Nearly four decades later, with the Cubs on pace for a 98-loss season, fans who leaped on the bandwagon in 2003 are jumping off. The remaining loyalists are left to compare the current edition with some of the most memorable losing teams of the team's glory-challenged past.
It may be small consolation for Dusty Baker, but he's in good company, joining Leo Durocher as managers of two of the least-successful teams in history. The only teams with a lower winning percentage than the 2006 Cubs are the 1962 team, which went 59-103 under the College of Coaches; Durocher's '66 team that also finished 59-103; the 1901 team that went 53-86; and the 1960 team, managed by Charlie Grimm and then Lou Boudreau, which went 60-94.
Here are our choices for the four worst teams in modern Cubs history:
Perhaps the closest analogy to the '06 team is the '80 edition that went 64-98 under manager Preston Gomez, who was fired after 90 games, and his replacement, Joey Amalfitano. Despite closer Bruce Sutter's league-leading 28 saves and Bill Buckner's league-leading .324 batting average, the '80 Cubs were a train wreck from the outset. They hit .251 with only 107 home runs and a .365 slugging percentage, paving the way for the exit of once-revered slugger Dave Kingman.

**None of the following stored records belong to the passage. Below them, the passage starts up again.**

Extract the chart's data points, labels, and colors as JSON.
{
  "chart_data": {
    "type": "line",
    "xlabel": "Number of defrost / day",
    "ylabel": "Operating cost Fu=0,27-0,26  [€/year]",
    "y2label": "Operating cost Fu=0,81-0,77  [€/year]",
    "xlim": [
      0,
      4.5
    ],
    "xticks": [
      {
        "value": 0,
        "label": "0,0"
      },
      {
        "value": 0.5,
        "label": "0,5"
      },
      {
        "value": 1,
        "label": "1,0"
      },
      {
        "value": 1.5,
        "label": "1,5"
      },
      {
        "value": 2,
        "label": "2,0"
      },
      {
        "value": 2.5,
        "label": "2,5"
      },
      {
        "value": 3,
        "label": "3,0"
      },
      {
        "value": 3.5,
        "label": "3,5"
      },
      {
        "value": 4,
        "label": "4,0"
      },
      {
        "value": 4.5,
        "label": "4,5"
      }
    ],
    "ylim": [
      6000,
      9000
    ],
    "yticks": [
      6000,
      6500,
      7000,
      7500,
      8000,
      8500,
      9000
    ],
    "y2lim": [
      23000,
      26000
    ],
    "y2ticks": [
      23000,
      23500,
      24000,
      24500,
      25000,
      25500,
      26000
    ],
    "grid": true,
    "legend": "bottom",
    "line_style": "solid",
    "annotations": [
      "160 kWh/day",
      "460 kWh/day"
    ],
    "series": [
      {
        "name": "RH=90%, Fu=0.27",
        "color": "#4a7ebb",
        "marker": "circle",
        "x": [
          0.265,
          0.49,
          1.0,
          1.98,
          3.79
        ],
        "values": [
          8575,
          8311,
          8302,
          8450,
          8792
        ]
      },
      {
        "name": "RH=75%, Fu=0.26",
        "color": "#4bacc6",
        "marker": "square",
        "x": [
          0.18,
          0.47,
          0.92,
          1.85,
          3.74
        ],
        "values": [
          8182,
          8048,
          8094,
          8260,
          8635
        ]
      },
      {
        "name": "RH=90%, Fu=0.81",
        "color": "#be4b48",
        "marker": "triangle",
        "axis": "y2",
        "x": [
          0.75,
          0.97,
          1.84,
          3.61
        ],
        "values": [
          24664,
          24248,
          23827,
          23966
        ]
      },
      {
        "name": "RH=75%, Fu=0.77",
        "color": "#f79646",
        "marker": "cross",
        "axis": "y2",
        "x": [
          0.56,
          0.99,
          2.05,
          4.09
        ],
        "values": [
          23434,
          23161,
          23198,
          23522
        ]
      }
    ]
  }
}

With Derrek Lee out for two months this year, Baker has perhaps the most feeble-hitting Cubs team since '80, with a .260 average, 60 home runs and a .395 slugging percentage.

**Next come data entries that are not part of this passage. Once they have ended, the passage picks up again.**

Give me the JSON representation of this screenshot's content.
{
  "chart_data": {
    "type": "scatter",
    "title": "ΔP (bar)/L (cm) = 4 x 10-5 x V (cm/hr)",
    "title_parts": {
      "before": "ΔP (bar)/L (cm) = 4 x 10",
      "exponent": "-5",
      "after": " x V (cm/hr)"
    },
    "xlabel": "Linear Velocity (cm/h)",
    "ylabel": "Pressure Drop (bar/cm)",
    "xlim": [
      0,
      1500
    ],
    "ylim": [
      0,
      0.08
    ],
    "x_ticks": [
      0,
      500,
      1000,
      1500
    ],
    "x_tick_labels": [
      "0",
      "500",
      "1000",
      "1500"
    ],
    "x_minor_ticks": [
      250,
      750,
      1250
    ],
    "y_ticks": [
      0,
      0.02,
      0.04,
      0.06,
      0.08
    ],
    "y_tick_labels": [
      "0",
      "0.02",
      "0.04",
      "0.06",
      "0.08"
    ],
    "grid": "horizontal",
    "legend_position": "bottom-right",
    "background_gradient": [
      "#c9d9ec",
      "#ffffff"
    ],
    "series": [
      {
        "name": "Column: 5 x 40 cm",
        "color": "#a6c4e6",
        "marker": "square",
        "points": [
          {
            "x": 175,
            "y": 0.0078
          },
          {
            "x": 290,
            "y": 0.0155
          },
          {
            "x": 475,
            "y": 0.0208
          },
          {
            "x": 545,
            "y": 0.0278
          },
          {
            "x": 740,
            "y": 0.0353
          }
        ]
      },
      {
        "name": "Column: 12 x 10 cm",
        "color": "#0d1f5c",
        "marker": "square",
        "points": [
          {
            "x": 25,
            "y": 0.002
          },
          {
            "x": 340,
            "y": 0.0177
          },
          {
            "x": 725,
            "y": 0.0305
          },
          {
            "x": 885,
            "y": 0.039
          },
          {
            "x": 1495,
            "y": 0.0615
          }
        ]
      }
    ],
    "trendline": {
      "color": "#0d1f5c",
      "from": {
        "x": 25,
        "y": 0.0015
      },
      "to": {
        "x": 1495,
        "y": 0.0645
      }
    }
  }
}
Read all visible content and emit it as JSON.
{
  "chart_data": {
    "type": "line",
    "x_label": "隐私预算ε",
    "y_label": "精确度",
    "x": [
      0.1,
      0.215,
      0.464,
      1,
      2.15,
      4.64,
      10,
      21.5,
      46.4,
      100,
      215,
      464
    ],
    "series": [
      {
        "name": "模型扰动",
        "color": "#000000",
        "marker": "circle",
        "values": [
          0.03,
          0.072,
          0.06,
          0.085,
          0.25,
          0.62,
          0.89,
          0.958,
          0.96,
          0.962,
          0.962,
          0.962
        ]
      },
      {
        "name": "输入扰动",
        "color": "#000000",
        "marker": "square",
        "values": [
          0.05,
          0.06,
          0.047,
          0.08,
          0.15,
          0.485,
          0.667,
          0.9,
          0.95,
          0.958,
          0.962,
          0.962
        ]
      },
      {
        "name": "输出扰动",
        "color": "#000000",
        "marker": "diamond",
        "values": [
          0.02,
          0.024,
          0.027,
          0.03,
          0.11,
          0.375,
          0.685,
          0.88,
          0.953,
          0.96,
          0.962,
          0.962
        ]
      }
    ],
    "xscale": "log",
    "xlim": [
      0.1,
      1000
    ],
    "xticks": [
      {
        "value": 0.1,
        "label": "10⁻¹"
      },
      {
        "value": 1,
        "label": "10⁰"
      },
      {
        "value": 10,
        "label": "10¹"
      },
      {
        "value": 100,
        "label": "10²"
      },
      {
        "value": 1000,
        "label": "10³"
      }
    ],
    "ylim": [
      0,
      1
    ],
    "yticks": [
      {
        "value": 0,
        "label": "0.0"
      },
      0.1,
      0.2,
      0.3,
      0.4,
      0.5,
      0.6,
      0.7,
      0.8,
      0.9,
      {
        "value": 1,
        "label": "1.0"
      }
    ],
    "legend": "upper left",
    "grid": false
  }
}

The '60 team was run by Grimm, who said upon getting the job for the third time: "Managers are expendable. I believe there should be relief managers, like relief pitchers." Grimm was relieved of his job after a 6-11 start, trading places with Boudreau in the WGN-AM booth.
Ron Santo's debut at third base at the age of 20, Ernie Banks beating Hank Aaron for the NL home run title 41-40 and Don Cardwell's no-hitter were the bright spots in an otherwise dull season.

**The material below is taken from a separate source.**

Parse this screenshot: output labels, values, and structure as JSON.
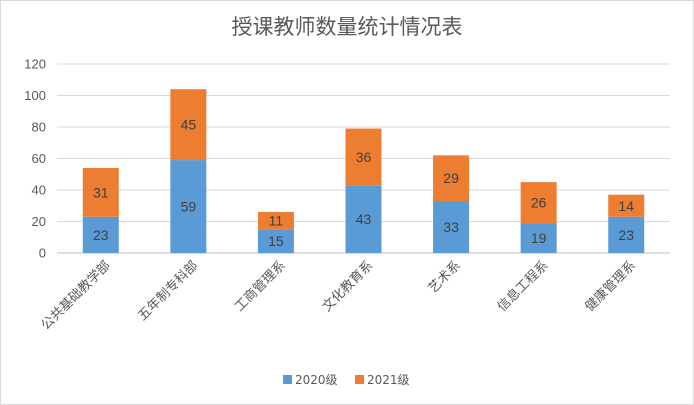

Banks shifted from shortstop to first base to save his knees, Ken Hubbs was named Rookie of the Year, Billy Williams and Santo combined for 39 home runs and 174 RBIs as a youth movement was in motion. But they managed to beat out only the expansion Mets in the second year of the College of Coaches, an ill-fated experiment akin to the new Coke.
Dick Ellsworth went 9-20 with a 5.09 ERA before improving to 22-10 with a 2.11 ERA in '63. Promising rookie Lou Brock hit .263 but eventually wound up as a symbol of Cubs futility when he became a Hall of Fame outfielder after being traded to St. Louis in '64.
In Durocher's first year, he told the media, "This is definitely not an eighth-place ballclub." The Cubs finished 10th, behind the Mets, despite a lineup that included Banks, Williams, Santo, Don Kessinger, Glenn Beckert and Randy Hundley, and young pitchers Ken Holtzman, Bill Hands and newly acquired right-hander Fergie Jenkins.
Under Durocher, this core eventually evolved into the '69 Cubs, an iconic team in Chicago sports history.